NewsLukashenko warns of 'third world war' amidst rising global tensions and misinformation

Lukashenko warns of 'third world war' amidst rising global tensions and misinformation

Aleksandr Lukashenko
Aleksandr Lukashenko
Images source: © Getty Images
6:18 AM EST, February 20, 2024

Many reports circulated by Russian and Belarusian media and government officials may be considerably distorted. Such misinformation could be components of an information war instigated by the Russian Federation and Belarus.

Lukashenko spoke on Tuesday, February 20, at a conference with senior members of the national security agency in Minsk.

At one point, he highlighted the intense global conditions. In Europe, following Russia's attack on Ukraine almost two years ago, the largest conflict since World War II persists. Recent events, like Donald Trump's remarks about NATO member states and the demise of Russian opposition leader Alexei Navalny, have further escalated these tensions.

"No nation has felt completely safe in recent decades." Military power has re-emerged as the principal tool for global centers resolving issues. "It's as if the millions of victims and the horrors of the first and second world wars were forgotten," lamented the dictator, a supporter of Vladimir Putin's regime since Russia initiated its assault on Ukraine.

"We are currently overwhelmed by a surge of information," warning about the potential onset of a third world war. "There are valid reasons for worry," Lukashenko stressed, cited by the propaganda-driven Belarusian Telegraph Agency.

Lukashenko's remark was made just a few days before Belarus's parliamentary elections, slated to occur on February 25. The day before marks the second anniversary of Russia's incursion into Ukraine.

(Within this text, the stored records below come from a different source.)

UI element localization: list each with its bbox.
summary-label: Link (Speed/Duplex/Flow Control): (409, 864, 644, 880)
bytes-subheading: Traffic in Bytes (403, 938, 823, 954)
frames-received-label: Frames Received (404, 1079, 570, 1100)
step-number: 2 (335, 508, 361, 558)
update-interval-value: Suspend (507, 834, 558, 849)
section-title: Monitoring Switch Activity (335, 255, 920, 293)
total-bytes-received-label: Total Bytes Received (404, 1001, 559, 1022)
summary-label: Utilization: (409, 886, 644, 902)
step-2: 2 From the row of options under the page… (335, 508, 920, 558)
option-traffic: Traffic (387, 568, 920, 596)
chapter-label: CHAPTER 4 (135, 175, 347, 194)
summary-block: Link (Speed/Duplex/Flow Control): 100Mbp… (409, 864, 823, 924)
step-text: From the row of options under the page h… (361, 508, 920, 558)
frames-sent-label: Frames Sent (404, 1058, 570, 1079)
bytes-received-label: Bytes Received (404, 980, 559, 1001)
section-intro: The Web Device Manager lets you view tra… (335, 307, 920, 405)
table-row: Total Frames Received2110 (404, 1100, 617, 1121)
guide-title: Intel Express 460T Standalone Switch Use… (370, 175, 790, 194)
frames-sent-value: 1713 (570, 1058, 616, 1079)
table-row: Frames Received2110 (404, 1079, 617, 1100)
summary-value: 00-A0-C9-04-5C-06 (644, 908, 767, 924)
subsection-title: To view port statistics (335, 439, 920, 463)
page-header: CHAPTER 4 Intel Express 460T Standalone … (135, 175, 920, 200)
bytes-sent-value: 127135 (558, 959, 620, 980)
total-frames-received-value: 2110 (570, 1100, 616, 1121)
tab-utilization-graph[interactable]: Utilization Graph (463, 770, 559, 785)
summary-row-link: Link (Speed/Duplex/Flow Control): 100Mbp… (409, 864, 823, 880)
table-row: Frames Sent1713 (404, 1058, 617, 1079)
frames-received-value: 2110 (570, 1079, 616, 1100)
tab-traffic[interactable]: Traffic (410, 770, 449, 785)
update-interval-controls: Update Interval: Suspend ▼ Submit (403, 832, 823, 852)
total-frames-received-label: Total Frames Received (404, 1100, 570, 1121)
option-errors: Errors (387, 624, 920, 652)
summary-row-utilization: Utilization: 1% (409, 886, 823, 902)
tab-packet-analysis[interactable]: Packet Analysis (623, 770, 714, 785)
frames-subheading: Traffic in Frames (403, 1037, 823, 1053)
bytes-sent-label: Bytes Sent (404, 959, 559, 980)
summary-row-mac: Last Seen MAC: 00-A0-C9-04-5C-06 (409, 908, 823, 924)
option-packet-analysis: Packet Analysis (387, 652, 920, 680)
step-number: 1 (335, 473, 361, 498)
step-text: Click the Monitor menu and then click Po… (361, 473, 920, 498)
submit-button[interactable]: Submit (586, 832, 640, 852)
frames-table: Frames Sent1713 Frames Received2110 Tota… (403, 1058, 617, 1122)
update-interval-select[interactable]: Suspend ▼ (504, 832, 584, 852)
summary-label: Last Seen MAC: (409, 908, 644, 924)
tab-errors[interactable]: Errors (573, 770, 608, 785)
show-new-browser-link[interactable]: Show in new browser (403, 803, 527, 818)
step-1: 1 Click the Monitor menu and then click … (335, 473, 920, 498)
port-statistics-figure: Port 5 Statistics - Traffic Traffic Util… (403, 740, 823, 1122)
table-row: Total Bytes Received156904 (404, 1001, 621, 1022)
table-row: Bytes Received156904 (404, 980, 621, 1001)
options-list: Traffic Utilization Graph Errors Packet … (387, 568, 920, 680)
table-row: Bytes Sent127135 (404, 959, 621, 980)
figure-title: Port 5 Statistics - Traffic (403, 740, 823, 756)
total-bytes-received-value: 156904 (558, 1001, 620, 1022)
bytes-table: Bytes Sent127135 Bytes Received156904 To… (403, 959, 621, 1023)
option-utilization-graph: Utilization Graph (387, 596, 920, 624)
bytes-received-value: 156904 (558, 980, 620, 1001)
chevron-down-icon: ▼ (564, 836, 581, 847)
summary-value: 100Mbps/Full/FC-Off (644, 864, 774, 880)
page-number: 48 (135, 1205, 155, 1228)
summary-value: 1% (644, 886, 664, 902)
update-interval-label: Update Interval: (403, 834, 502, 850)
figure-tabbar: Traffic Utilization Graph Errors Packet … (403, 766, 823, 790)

Europe alarmed by Donald Trump's comments

The former US president, Donald Trump, declared earlier this month that he would "encourage" Russia to do "whatever it wants" with those countries that "do not pay," meaning those who allocate less than 2% of GDP to defense. "I wouldn't defend such a country," he said.

Trump's declaration and his potential to return to the American presidency following the November elections have created unease in Europe. Jens Stoltenberg, the NATO Secretary-General, stated, "Any conjecture that we will not defend each other, that we will not protect ourselves, compromises our collective security and augments risk."

Stoltenberg also told Reuters during an interview that "the European Union is not capable of defending Europe independently."

The war in Ukraine carries on. Russia's casualties

Despite apprehensions, the threat of a global conflict appears distant for now. The Russian military continues its involvement in the war in Ukraine, where it has incurred significant losses.

US intelligence data, declassified in December 2023, reports that 315,000 Russian soldiers have been killed or wounded in the conflict. As Reuters reported in December, this tally constitutes approximately 87 percent of all the Russian military personnel engaged in the conflict.

However, the Russian military has made recent advancements on the front. Invaders captured Avdiivka, a city that Ukraine had defended for almost ten years. Ukrainian troops evacuated the city on Saturday, February 17.